Tantangan Kepemimpinan Indonesia di KTT G-20 Bali pasca Konflik Rusia-Ukraina

               Pernyataan Presiden AS dan PM Australia yang menentang rencana kehadiran Putin di pertemuan G-20 yang akan dilaksanakan di Indonesia pada tahun ini, membuat Indonesia sebagai tuan rumah pada tahun ini harus mencari cara agar acara ini sukses dan tidak menimbulkan kegaduhan yang merugikan Indonesia sebagai ketua pada tahun ini.

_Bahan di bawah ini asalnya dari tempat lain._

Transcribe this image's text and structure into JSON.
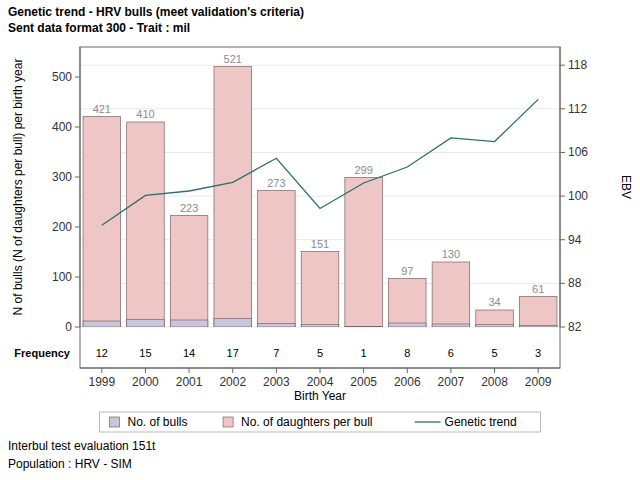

Sebagai negara yang menganut prinsip  bebas aktif dalam politik luar negerinya menginginkan agar seluruh pemimpin anggota G-20 bisa menghadiri KTT G-20 yang akan dilaksanakan di Bali tahun ini. Selain reputasi yang dipertaruhkan sebagai tuan rumah, kepentingan-kepentingan Indonesia akan berjalan lebih mulus jika kehadiran seluruh pemimpin anggota G-20 hadir. Legitimasi yang akan dihasilkan dalam pertemuan ini akan lebih kuat dengan kehadiran tersebut. 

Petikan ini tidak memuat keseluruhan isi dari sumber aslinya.